Stylometry: A Bird's Eye View

Posted 1 month, 3 weeks ago | Originally written on 6 Mar 2024

Now that large language models (LLMs) have become part and parcel of how we conduct text authoring, there is a danger that this will result in a loss of linguistical diversity in style as more and more people lean on LLMs to expand on their ideas. I'll readily admit that I have used this in non-essential contexts but I'll be categorical in stating that the content of this blog is exclusively an expression of my writing style.

It will therefore become essential to develop stylometric tools which can distinguish one writer from another as well flag content that is likely to be the result of heavy LLM use. Writers may now be called upon to demonstrate the development of their ideas through an evolving log of their work in which it will be evident how the work as naturally progressed with time.

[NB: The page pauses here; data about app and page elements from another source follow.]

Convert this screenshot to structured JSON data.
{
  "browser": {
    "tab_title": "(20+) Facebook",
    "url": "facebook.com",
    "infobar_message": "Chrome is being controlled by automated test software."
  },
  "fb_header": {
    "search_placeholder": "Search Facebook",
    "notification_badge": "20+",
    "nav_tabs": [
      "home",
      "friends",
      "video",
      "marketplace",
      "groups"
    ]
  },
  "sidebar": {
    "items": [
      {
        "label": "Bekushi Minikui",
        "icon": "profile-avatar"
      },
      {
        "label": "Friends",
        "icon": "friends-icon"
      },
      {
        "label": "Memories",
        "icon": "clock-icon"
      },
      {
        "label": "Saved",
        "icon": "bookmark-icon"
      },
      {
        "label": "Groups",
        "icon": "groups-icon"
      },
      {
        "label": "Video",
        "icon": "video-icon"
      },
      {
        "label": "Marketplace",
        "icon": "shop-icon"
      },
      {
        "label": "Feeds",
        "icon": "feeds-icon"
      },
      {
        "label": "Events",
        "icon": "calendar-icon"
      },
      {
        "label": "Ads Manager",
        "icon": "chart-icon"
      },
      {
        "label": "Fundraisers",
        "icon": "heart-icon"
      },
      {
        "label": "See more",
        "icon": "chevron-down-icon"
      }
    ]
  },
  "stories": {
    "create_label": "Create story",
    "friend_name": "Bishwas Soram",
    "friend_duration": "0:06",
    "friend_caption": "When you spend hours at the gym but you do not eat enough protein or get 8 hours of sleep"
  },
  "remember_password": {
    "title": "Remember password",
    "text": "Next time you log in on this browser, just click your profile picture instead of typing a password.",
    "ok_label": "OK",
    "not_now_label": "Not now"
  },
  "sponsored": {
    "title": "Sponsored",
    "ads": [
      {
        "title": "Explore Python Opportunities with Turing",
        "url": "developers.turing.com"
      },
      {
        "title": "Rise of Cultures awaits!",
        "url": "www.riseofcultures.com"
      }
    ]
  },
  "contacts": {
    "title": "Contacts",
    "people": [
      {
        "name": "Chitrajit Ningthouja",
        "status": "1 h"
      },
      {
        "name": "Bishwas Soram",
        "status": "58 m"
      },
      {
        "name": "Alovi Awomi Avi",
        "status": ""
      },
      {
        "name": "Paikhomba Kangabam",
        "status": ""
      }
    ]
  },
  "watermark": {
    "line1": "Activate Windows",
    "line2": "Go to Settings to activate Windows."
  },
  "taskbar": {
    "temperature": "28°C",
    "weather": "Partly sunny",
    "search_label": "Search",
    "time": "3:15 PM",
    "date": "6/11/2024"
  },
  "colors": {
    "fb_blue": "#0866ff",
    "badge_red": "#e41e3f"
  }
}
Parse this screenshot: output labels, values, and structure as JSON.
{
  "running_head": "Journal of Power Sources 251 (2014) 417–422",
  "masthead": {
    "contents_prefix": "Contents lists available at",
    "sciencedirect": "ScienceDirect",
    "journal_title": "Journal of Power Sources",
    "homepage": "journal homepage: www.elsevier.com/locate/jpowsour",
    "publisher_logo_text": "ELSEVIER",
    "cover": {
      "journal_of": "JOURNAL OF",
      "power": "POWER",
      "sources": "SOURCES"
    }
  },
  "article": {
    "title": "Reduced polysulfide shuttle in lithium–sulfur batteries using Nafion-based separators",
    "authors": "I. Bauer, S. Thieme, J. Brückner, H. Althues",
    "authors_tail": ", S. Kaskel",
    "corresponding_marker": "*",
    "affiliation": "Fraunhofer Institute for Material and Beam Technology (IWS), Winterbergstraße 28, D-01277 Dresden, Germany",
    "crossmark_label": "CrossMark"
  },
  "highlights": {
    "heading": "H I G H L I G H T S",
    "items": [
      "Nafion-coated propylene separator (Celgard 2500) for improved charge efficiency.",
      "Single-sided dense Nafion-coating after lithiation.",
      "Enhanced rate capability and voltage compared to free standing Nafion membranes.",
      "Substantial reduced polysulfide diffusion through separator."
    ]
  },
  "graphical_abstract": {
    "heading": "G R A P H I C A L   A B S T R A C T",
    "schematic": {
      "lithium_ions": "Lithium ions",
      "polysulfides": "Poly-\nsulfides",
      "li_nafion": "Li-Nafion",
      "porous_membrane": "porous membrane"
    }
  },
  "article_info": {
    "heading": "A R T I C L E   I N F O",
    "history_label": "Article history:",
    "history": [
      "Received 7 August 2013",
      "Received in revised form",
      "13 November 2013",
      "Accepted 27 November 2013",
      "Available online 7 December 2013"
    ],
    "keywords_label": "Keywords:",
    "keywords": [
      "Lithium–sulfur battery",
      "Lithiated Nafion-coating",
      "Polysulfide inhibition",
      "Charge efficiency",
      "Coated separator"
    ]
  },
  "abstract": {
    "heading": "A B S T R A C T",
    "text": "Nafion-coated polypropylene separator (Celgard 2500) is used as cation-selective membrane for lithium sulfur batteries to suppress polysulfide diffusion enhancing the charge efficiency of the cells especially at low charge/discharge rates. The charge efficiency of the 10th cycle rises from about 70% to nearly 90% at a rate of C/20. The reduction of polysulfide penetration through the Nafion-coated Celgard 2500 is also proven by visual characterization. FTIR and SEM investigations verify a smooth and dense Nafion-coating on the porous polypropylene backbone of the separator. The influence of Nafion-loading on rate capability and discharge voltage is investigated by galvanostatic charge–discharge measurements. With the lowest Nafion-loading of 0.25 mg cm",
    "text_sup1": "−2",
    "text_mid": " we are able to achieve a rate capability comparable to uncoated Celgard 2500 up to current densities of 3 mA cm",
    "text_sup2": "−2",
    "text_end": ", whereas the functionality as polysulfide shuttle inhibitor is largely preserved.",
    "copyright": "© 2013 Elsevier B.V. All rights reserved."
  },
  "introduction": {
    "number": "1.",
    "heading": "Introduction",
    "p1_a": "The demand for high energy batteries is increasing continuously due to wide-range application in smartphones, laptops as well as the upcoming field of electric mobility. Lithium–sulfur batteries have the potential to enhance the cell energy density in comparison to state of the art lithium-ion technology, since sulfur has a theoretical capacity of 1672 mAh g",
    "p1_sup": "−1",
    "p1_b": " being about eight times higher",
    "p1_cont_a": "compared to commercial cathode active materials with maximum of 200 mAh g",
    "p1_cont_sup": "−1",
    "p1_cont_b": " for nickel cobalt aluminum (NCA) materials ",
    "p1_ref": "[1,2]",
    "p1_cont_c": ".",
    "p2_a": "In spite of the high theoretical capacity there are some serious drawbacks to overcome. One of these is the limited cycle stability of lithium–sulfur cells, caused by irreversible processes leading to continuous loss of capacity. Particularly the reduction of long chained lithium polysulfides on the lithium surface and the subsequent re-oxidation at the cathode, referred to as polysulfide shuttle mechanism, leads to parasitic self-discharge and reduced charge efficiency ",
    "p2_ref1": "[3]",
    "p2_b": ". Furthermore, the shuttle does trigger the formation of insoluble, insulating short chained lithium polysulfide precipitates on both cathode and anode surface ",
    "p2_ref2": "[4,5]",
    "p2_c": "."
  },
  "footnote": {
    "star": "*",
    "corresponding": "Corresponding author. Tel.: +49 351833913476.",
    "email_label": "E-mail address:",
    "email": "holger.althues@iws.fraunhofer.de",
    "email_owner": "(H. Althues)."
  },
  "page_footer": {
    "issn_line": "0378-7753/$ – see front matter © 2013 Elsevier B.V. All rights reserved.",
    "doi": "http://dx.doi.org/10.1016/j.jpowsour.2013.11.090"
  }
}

In this post, however, I would like to outline what I believe would be a pragmatic approach towards such stylometric analysis.

Input

Obviously, the input would be a block of text––the more the merrier. Whether formatting is important is good question; I can see how an authors attention to formatting detail may serve as an identifying marker.

Output

What should such a tool output?

  • A measure of uncertainty of the result which is a (linear/non-linear) function of the input size e.g., a single sentence would have a very high level of uncertainty while a paragraph or two should give adequate estimates of identity.
  • The measure may be assigned on a more granular level e.g. word, sentence, paragraph, section etc.
  • It should be possible to get an a priori estimate independent of any other so that comparisons can gauge the degree to which both were generated by the same source.
  • Text segmentation: it should be possible to identify if multiple sources/authors contributed to a single document.
  • Global writing score: perhaps it should provide some measure indicating to what extent an author can continue developing his skill.